電位型Na+チャネルだけが働く場合膜電位の回復はK+リーク・チャネルの働きのみによるので、その変化はなだらかなものになる。
電位型Na+チャネルに加えて電位型K+チャネル(Na+チャネルより少し遅れる)が働く場合は膜電位の回復は急速に行われ、その波形は鋭いパルス型になる。そのときK+チャネルの効果が少し効き過ぎて、やや過分極になっていることに注意。
下図のように何らかの原因によりある電位型Na+チャネルが開きNa+イオンが軸索内に流入すると右隣の電位型Na+チャネルの位置にイオンが拡散していき、そのチャネルの位置を脱分極させる。そのため右隣のチャネルが開きNa+イオンを流入させて、さらに右隣のチャネルの開放を誘発する。以下次々に右隣のチャネルが開いて電位変化が右方向へ伝わっていく。
そのとき最初に開いたチャネルはすぐに不活性化して(3)の状態になる。この状態は2〜3msの間続き脱分極下でも安定に閉じているためさらなるNa+イオンの流入は止まる。そして右隣の領域の脱分極によって再び開くことはない。結局チャネルが(3)の状態を経るために電位パルスは軸索の先端に向かって一方向のみへ伝わっていく。

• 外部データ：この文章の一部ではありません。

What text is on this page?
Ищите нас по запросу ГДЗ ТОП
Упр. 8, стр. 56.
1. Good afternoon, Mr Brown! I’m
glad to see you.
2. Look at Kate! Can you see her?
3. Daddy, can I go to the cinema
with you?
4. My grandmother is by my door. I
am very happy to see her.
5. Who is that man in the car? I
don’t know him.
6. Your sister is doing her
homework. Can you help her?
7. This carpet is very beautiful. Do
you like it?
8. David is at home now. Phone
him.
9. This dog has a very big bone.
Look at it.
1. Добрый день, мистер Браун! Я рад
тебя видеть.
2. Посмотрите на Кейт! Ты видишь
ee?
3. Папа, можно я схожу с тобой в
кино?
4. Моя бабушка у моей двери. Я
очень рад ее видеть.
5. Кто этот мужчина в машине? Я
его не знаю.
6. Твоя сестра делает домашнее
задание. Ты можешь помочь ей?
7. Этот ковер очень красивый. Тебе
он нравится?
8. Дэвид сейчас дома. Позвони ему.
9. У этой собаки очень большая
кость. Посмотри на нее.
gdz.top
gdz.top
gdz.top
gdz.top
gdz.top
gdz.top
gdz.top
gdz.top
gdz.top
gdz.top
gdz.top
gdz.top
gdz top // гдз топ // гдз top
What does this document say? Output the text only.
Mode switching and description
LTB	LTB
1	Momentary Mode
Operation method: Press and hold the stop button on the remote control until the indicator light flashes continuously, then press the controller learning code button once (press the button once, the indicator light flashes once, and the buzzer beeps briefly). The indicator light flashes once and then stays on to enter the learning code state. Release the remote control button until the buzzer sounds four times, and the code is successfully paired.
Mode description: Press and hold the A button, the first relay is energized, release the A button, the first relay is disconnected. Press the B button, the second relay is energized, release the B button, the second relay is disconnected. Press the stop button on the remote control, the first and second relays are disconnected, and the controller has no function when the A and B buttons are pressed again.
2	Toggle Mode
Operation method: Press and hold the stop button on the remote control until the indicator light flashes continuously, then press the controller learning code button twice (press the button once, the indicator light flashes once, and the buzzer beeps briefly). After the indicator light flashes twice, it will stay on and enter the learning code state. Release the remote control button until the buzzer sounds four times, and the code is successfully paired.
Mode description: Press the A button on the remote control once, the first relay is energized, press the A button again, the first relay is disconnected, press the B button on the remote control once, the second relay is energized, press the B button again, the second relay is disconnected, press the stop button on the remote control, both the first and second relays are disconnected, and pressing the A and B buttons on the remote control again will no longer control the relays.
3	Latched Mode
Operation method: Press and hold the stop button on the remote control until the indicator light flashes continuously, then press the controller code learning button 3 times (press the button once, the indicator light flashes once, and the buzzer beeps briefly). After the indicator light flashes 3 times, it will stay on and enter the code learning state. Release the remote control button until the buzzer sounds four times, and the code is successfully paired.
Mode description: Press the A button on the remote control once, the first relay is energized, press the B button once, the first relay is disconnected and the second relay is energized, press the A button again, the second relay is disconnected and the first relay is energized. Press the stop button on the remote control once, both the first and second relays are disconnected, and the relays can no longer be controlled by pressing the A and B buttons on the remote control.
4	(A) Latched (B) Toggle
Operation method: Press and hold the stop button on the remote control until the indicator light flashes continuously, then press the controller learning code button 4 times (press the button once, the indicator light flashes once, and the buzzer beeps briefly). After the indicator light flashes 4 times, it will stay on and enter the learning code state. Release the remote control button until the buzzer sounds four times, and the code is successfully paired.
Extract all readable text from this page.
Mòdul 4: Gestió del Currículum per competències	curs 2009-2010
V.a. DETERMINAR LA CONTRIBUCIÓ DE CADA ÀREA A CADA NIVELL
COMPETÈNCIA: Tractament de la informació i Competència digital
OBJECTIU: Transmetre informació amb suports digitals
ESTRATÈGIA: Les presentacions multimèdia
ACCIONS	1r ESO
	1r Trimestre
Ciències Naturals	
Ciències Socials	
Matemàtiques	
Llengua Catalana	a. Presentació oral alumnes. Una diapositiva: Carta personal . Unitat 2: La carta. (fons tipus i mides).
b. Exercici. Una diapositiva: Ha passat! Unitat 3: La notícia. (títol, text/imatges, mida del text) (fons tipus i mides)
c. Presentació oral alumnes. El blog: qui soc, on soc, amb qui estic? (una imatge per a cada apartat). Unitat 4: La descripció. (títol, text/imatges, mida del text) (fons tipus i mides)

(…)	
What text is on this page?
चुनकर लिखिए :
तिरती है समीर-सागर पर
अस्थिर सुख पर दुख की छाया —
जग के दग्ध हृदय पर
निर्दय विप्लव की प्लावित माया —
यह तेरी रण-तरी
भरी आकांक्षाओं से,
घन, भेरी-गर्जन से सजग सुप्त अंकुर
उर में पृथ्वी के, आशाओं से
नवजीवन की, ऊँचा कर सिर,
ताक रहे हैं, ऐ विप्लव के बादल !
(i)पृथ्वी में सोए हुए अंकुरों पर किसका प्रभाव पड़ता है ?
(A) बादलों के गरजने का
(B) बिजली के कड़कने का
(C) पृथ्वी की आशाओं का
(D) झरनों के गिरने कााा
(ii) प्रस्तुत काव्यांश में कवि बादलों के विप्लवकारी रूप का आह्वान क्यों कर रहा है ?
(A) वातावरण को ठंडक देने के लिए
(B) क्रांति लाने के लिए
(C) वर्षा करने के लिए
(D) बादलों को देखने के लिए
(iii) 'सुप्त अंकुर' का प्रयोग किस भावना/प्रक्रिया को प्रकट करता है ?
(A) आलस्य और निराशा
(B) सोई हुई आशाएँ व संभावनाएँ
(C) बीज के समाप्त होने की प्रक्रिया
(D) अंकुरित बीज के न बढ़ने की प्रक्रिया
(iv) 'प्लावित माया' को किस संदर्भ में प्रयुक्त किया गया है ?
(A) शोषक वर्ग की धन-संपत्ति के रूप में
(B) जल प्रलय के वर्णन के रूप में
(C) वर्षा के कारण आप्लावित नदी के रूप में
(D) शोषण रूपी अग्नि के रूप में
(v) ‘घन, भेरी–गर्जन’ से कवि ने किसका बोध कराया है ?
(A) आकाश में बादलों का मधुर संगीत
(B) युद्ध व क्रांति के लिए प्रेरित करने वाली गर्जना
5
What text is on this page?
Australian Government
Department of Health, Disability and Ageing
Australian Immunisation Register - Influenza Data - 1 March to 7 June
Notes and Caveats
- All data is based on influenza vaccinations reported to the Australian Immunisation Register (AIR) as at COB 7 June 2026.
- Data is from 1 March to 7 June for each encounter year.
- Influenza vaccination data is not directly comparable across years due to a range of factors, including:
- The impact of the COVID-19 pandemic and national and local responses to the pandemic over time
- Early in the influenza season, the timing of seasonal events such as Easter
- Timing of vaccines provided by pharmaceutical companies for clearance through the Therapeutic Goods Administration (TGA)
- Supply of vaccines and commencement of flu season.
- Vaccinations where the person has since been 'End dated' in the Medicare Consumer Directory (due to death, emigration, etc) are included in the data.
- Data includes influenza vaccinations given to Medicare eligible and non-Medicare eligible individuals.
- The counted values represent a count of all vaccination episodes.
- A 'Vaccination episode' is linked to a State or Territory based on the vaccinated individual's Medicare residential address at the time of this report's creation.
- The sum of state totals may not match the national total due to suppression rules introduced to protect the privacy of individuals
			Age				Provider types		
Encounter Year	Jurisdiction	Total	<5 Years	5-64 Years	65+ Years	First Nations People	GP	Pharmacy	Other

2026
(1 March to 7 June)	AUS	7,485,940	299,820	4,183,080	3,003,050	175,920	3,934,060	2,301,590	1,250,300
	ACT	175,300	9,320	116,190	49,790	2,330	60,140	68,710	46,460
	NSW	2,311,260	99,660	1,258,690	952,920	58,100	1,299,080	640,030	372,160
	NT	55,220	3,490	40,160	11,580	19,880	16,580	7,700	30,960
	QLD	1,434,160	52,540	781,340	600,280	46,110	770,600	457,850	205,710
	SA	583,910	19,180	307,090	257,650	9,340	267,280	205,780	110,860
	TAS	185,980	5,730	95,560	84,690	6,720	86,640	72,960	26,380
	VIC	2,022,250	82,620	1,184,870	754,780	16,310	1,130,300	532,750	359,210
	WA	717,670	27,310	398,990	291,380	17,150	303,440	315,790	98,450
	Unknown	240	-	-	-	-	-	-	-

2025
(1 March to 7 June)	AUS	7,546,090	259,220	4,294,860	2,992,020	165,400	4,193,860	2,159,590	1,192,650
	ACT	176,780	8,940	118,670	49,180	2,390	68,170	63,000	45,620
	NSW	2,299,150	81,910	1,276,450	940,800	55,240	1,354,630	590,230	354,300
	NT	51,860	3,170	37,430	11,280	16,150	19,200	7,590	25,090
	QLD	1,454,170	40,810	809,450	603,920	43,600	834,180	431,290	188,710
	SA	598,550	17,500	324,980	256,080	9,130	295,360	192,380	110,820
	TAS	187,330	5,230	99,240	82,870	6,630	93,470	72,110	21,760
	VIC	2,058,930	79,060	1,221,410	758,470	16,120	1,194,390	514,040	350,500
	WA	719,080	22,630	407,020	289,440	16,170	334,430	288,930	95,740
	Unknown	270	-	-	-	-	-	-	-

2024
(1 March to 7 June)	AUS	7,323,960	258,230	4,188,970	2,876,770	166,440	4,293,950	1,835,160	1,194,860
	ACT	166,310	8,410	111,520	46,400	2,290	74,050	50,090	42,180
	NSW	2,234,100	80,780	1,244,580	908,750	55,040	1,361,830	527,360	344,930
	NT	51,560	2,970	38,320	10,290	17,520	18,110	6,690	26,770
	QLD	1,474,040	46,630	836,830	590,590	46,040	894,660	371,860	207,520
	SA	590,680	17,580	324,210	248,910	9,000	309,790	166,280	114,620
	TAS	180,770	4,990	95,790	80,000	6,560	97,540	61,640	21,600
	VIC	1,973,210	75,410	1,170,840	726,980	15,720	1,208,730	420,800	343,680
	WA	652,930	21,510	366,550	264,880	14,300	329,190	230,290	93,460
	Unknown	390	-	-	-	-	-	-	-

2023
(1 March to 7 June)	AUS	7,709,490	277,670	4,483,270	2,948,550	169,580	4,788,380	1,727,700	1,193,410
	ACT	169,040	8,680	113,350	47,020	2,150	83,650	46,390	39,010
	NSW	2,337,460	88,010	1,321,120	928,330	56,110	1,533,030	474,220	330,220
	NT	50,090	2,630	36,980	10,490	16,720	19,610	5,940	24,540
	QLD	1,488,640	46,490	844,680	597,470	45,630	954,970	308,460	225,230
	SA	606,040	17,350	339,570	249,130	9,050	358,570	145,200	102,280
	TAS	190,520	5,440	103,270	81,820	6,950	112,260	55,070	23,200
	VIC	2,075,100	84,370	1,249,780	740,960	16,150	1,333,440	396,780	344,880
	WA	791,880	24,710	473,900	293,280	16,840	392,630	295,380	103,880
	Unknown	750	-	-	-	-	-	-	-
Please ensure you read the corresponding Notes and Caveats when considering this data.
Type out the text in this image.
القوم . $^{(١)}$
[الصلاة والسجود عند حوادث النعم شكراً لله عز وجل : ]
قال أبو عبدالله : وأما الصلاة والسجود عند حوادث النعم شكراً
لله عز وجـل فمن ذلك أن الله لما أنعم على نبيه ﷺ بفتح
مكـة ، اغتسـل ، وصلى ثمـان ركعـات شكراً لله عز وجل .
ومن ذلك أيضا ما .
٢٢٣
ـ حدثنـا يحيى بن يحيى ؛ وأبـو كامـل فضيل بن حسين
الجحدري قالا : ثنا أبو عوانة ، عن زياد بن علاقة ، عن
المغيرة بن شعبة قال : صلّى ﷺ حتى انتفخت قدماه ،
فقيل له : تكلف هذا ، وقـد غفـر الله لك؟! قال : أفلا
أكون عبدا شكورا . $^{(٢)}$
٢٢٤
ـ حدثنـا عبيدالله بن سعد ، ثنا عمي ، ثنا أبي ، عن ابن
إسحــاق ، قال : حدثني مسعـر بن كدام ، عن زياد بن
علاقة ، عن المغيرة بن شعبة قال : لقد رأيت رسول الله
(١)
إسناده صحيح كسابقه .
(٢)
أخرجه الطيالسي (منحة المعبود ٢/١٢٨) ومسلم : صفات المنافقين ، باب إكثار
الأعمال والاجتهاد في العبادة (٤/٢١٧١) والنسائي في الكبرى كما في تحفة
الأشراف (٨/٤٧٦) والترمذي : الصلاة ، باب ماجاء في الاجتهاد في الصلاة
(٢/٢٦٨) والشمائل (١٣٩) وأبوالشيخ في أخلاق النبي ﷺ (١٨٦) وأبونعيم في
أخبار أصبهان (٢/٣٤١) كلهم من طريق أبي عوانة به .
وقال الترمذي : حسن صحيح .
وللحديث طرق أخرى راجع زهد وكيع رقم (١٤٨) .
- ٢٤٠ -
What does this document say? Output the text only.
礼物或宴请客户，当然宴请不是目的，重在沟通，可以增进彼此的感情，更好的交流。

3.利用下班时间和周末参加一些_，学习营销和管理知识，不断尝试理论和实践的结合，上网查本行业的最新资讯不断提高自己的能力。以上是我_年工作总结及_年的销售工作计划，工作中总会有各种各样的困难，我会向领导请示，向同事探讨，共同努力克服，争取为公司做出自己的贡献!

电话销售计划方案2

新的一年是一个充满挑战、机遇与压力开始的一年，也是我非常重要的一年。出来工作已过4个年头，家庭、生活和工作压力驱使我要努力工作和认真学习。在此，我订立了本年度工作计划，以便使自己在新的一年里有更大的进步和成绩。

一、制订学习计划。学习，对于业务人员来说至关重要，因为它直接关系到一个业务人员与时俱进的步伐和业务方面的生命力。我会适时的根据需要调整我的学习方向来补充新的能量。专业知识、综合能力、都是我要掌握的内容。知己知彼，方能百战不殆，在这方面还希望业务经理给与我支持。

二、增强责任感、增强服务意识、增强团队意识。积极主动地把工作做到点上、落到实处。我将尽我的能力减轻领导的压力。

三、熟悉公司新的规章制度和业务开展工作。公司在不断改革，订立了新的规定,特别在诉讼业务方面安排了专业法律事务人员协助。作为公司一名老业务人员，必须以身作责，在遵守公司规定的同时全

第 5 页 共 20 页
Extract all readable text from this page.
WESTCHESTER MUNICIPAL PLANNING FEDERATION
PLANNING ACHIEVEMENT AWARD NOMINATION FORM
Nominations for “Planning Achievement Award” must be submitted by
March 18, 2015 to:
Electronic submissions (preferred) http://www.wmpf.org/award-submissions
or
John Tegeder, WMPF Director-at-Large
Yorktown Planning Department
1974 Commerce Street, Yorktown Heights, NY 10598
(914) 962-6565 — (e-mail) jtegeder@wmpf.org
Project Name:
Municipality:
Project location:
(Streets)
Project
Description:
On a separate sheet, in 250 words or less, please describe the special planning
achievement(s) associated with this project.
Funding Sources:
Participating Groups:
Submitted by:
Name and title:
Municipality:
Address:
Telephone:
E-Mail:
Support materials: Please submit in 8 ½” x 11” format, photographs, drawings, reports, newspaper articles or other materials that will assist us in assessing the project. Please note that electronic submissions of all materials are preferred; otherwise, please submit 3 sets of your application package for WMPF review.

電位型Na+チャネルが不活性化するころには、2.(3)で述べた電位型K+チャネルの働きによりK+イオンが軸索より外側に流れ出て再分極を促し平衡状態の電位を回復する。そのため伝播する電位は孤立したパルス状の波形(パルス幅1ms程度)になる。
電位型Na+チャネルが不活性化している間に電位が回復する。電位が回復してから(3)→(1)の状態に復帰し、つぎなる脱分極の到来を待つ。以前述べたように不活性化の継続時間より短い頻度で信号パルスを送ることはできないので、頻度には上限がある。
伝達速度は神経細胞の種類によって異なるが1〜100 m/s程度である。